Le premier ministre, Raymond Ndong Sima, a tenu une rencontre hier avec les principaux cadres de l’administration publique gabonaise. Cette réunion, qui s’est déroulée à l’immeuble Arambo, faisait suite aux remontrances du chef de l’État, Brice Clotaire Oligui Nguema, sur les dérives observées dans la gestion des affaires publiques. À travers cette initiative, le gouvernement affiche une ferme volonté de redresser l’administration gabonaise en imposant des mécanismes de contrôle et d’évaluation de ses agents. Mais cette ambition peut-elle réellement se concrétiser ?
Une volonté affichée de réforme
Il est indéniable que la démarche du premier ministre traduit une volonté de rompre avec certaines pratiques qui ont longtemps gangrené l’administration gabonaise. En dénonçant les détournements de fonds et les rétrocommissions, le chef de l’État a mis en lumière des dysfonctionnements récurrents qui nuisent à la qualité du service public.
L’instauration d’un système de notation des agents publics et l’exigence de rapports d’audits réguliers apparaissent comme des mesures destinées à renforcer la transparence et la reddition des comptes. En imposant un délai de 60 jours pour la mise en place de ces dispositifs, le gouvernement tente d’accélérer la modernisation de l’administration et de responsabiliser les hauts fonctionnaires.
L’idée selon laquelle « celui qui paie a le droit d’évaluer celui qu’il paie » souligne une logique de performance qui pourrait améliorer l’efficacité des services publics. Si ce principe est appliqué de manière rigoureuse et objective, il pourrait permettre de distinguer les agents compétents de ceux qui profitent du système sans réelle productivité.
Des défis et limites à surmonter
Cependant, plusieurs interrogations subsistent quant à la mise en œuvre effective de ces réformes.
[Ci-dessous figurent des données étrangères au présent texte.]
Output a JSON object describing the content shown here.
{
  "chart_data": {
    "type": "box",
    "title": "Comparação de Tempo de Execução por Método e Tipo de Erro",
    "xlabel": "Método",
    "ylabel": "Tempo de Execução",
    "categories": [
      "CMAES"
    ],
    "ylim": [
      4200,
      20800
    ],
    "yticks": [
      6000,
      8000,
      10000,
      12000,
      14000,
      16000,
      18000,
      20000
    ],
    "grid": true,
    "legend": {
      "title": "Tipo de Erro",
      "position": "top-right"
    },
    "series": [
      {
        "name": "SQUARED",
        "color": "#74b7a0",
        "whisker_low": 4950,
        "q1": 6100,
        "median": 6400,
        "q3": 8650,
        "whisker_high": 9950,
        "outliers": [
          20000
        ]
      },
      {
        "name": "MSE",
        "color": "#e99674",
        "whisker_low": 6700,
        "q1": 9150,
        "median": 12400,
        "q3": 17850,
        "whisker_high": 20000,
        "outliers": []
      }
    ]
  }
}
D’abord, la question des moyens : l’administration gabonaise dispose-t-elle des outils et des ressources nécessaires pour établir un système de notation fiable et objectif ? La corruption et les jeux d’influence internes ne risquent-ils pas de fausser ces évaluations ?
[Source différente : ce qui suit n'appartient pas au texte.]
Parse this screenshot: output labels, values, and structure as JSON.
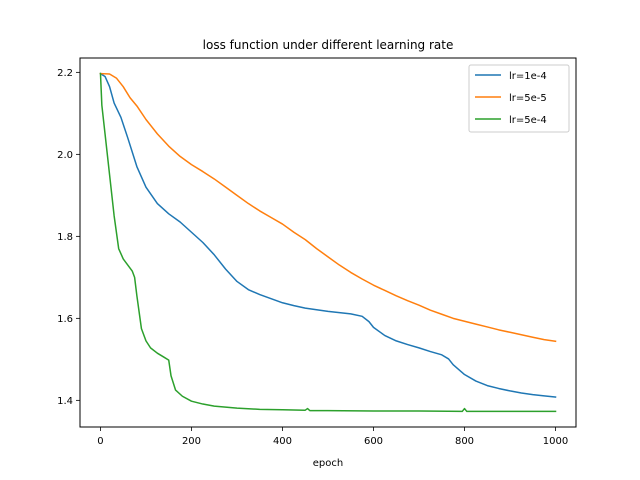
{
  "chart_data": {
    "type": "line",
    "title": "loss function under different learning rate",
    "xlabel": "epoch",
    "ylabel": "",
    "xlim": [
      -45,
      1045
    ],
    "ylim": [
      1.335,
      2.235
    ],
    "xticks": [
      0,
      200,
      400,
      600,
      800,
      1000
    ],
    "yticks": [
      1.4,
      1.6,
      1.8,
      2.0,
      2.2
    ],
    "x_tick_labels": [
      "0",
      "200",
      "400",
      "600",
      "800",
      "1000"
    ],
    "y_tick_labels": [
      "1.4",
      "1.6",
      "1.8",
      "2.0",
      "2.2"
    ],
    "grid": false,
    "legend_position": "top-right",
    "series": [
      {
        "name": "lr=1e-4",
        "color": "#1f77b4",
        "points": [
          [
            0,
            2.197
          ],
          [
            10,
            2.19
          ],
          [
            20,
            2.165
          ],
          [
            30,
            2.125
          ],
          [
            45,
            2.09
          ],
          [
            60,
            2.04
          ],
          [
            80,
            1.97
          ],
          [
            100,
            1.92
          ],
          [
            125,
            1.88
          ],
          [
            150,
            1.855
          ],
          [
            175,
            1.835
          ],
          [
            200,
            1.81
          ],
          [
            225,
            1.785
          ],
          [
            250,
            1.755
          ],
          [
            275,
            1.72
          ],
          [
            300,
            1.69
          ],
          [
            325,
            1.67
          ],
          [
            350,
            1.658
          ],
          [
            375,
            1.648
          ],
          [
            400,
            1.638
          ],
          [
            425,
            1.631
          ],
          [
            450,
            1.625
          ],
          [
            475,
            1.621
          ],
          [
            500,
            1.617
          ],
          [
            525,
            1.614
          ],
          [
            550,
            1.611
          ],
          [
            575,
            1.605
          ],
          [
            590,
            1.592
          ],
          [
            600,
            1.578
          ],
          [
            625,
            1.558
          ],
          [
            650,
            1.545
          ],
          [
            675,
            1.536
          ],
          [
            700,
            1.528
          ],
          [
            725,
            1.519
          ],
          [
            750,
            1.511
          ],
          [
            765,
            1.501
          ],
          [
            775,
            1.487
          ],
          [
            800,
            1.463
          ],
          [
            825,
            1.447
          ],
          [
            850,
            1.436
          ],
          [
            875,
            1.429
          ],
          [
            900,
            1.423
          ],
          [
            925,
            1.418
          ],
          [
            950,
            1.414
          ],
          [
            975,
            1.411
          ],
          [
            1000,
            1.408
          ]
        ]
      },
      {
        "name": "lr=5e-5",
        "color": "#ff7f0e",
        "points": [
          [
            0,
            2.197
          ],
          [
            20,
            2.196
          ],
          [
            35,
            2.186
          ],
          [
            50,
            2.165
          ],
          [
            65,
            2.138
          ],
          [
            80,
            2.118
          ],
          [
            100,
            2.085
          ],
          [
            125,
            2.05
          ],
          [
            150,
            2.02
          ],
          [
            175,
            1.995
          ],
          [
            200,
            1.975
          ],
          [
            225,
            1.958
          ],
          [
            250,
            1.94
          ],
          [
            275,
            1.92
          ],
          [
            300,
            1.9
          ],
          [
            325,
            1.88
          ],
          [
            350,
            1.862
          ],
          [
            375,
            1.846
          ],
          [
            400,
            1.83
          ],
          [
            425,
            1.81
          ],
          [
            450,
            1.792
          ],
          [
            475,
            1.77
          ],
          [
            500,
            1.75
          ],
          [
            525,
            1.73
          ],
          [
            550,
            1.712
          ],
          [
            575,
            1.696
          ],
          [
            600,
            1.681
          ],
          [
            625,
            1.668
          ],
          [
            650,
            1.655
          ],
          [
            675,
            1.643
          ],
          [
            700,
            1.632
          ],
          [
            725,
            1.62
          ],
          [
            750,
            1.61
          ],
          [
            775,
            1.6
          ],
          [
            800,
            1.593
          ],
          [
            825,
            1.586
          ],
          [
            850,
            1.579
          ],
          [
            875,
            1.572
          ],
          [
            900,
            1.566
          ],
          [
            925,
            1.56
          ],
          [
            950,
            1.554
          ],
          [
            975,
            1.548
          ],
          [
            1000,
            1.544
          ]
        ]
      },
      {
        "name": "lr=5e-4",
        "color": "#2ca02c",
        "points": [
          [
            0,
            2.197
          ],
          [
            3,
            2.12
          ],
          [
            10,
            2.05
          ],
          [
            20,
            1.95
          ],
          [
            30,
            1.85
          ],
          [
            40,
            1.77
          ],
          [
            50,
            1.745
          ],
          [
            60,
            1.73
          ],
          [
            70,
            1.715
          ],
          [
            75,
            1.7
          ],
          [
            80,
            1.655
          ],
          [
            90,
            1.575
          ],
          [
            100,
            1.545
          ],
          [
            110,
            1.528
          ],
          [
            125,
            1.515
          ],
          [
            140,
            1.505
          ],
          [
            150,
            1.498
          ],
          [
            155,
            1.46
          ],
          [
            165,
            1.425
          ],
          [
            180,
            1.41
          ],
          [
            200,
            1.398
          ],
          [
            225,
            1.391
          ],
          [
            250,
            1.386
          ],
          [
            300,
            1.381
          ],
          [
            350,
            1.378
          ],
          [
            400,
            1.377
          ],
          [
            450,
            1.376
          ],
          [
            455,
            1.38
          ],
          [
            460,
            1.375
          ],
          [
            500,
            1.375
          ],
          [
            600,
            1.374
          ],
          [
            700,
            1.374
          ],
          [
            795,
            1.373
          ],
          [
            800,
            1.38
          ],
          [
            805,
            1.373
          ],
          [
            900,
            1.373
          ],
          [
            1000,
            1.373
          ]
        ]
      }
    ]
  }
}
Ensuite, la menace de sanctions brandie par le premier ministre peut être perçue comme un moyen d’imposer un changement rapide, mais elle pourrait aussi générer des résistances. Les fonctionnaires concernés, habitués à un certain laxisme, pourraient voir ces nouvelles exigences comme une attaque contre leurs acquis, d’où un risque de blocage ou d’application partielle des mesures.
Par ailleurs, la comparaison faite entre les administrations civile et militaire mérite réflexion. Si les militaires ont des critères d’évaluation stricts, leur mode de fonctionnement repose sur une hiérarchie rigide et une discipline spécifique. Peut-on transposer ce modèle à l’administration civile sans prendre en compte les différences structurelles et organisationnelles ?
Enfin, l’indignation exprimée face à l’intervention des institutions financières internationales (Banque mondiale, BAD, FMI) dans la gestion publique traduit une aspiration à l’autonomie. Cependant, il est important de reconnaître que ces organismes ne se contentent pas de donner des leçons ; ils apportent aussi une expertise et des financements qui restent essentiels pour un pays en quête de redressement économique.
Toutefois, il faut comprendre que l’initiative du gouvernement témoigne d’un engagement clair en faveur d’une administration plus efficace et intègre.